Click to reveal solution
RSolution
ex_sens_virginica <- sensitivity(pred3, ref3, positive = "virginica") round(ex_sens_virginica, 3) #> [1] 0.929

  

Explanation: Setting positive = "virginica" tells caret to count virginica as the positive class and treat setosa plus versicolor as negative. The single number is the recall for that class in a one-vs-rest framing.

After sensitivity(), these caret functions round out classification evaluation:

  • specificity(): true negative rate, the companion metric to sensitivity
  • posPredValue(): positive predictive value (precision); the column-wise twin of sensitivity
  • negPredValue(): negative predictive value; precision for the negative class
  • confusionMatrix(): full classifier scorecard with both overall and per-class metrics
  • twoClassSummary(): drop-in summaryFunction for trainControl that returns ROC, sensitivity, and specificity per resample

FAQ

Is caret sensitivity the same as recall?

Yes. caret defines sensitivity as TP / (TP + FN), the same formula statisticians call recall, hit rate, or true positive rate. The numbers are identical; only the field convention differs.

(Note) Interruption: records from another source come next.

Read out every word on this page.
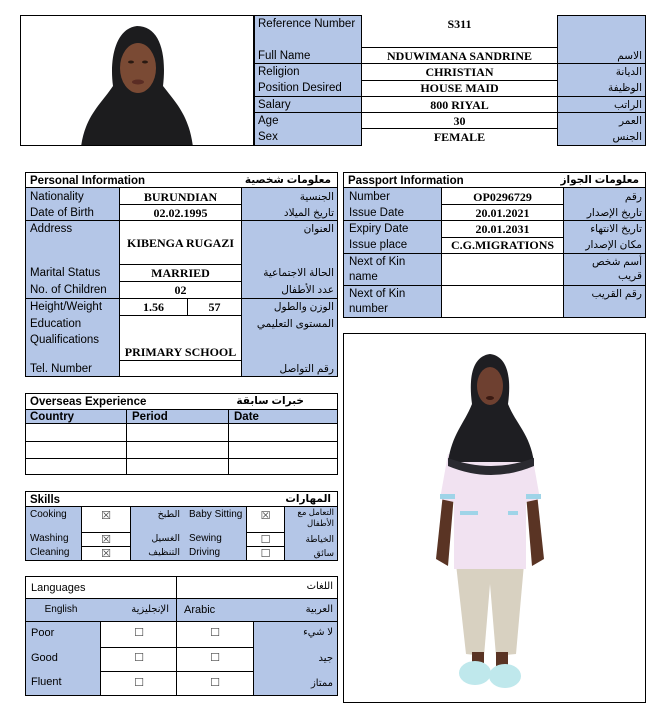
Reference Number	S311
Full Name	NDUWIMANA SANDRINE	الاسم
Religion	CHRISTIAN	الديانة
Position Desired	HOUSE MAID	الوظيفة
Salary	800 RIYAL	الراتب
Age	30	العمر
Sex	FEMALE	الجنس
Personal Information	معلومات شخصية
Nationality	BURUNDIAN	الجنسية
Date of Birth	02.02.1995	تاريخ الميلاد
Address
KIBENGA RUGAZI
العنوان
Marital Status	MARRIED	الحالة الاجتماعية
No. of Children	02	عدد الأطفال
Height/Weight	1.56	57	الوزن والطول
Education
Qualifications
PRIMARY SCHOOL
المستوى التعليمي
Tel. Number	رقم التواصل
Passport Information	معلومات الجواز
Number	OP0296729	رقم
Issue Date	20.01.2021	تاريخ الإصدار
Expiry Date	20.01.2031	تاريخ الانتهاء
Issue place	C.G.MIGRATIONS	مكان الإصدار
Next of Kin
name
أسم شخص
قريب
Next of Kin
number
رقم القريب
Overseas Experience	خبرات سابقة
Country	Period	Date
Skills	المهارات
Cooking	☒	الطبخ Baby Sitting	☒	التعامل مع
الأطفال
Washing	☒	الغسيل Sewing	☐	الخياطة
Cleaning	☒	التنظيف Driving	☐	سائق
Languages	اللغات
English	الإنجليزية Arabic	العربية
Poor	☐	☐	لا شيء
Good	☐	☐	جيد
Fluent	☐	☐	ممتاز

Why does caret sensitivity return 0 when my model looks fine?

Usually the positive class is set to the wrong level. caret defaults to the first factor level, so c("no", "yes") reports sensitivity for no. Pass positive = "yes" and the number should jump.

How do I compute sensitivity for each class in a multi-class problem?

Call sensitivity(pred, ref, positive = cl) per class: sapply(levels(ref), function(cl) sensitivity(pred, ref, positive = cl)). Each call treats that class as positive against everything else (one-vs-rest), matching the recall column of confusionMatrix()$byClass.

What is the difference between sensitivity and balanced accuracy?

Sensitivity is recall for the positive class only. Balanced accuracy is the mean of sensitivity and specificity. Use sensitivity when missing positives is the dominant cost (medical screening); use balanced accuracy when both error types matter equally on imbalanced data.

Can I use sensitivity inside trainControl for model tuning?

Yes. Set summaryFunction = twoClassSummary and classProbs = TRUE in trainControl(), then pick metric = "Sens" in train(). caret will tune hyperparameters to maximize average sensitivity across resamples.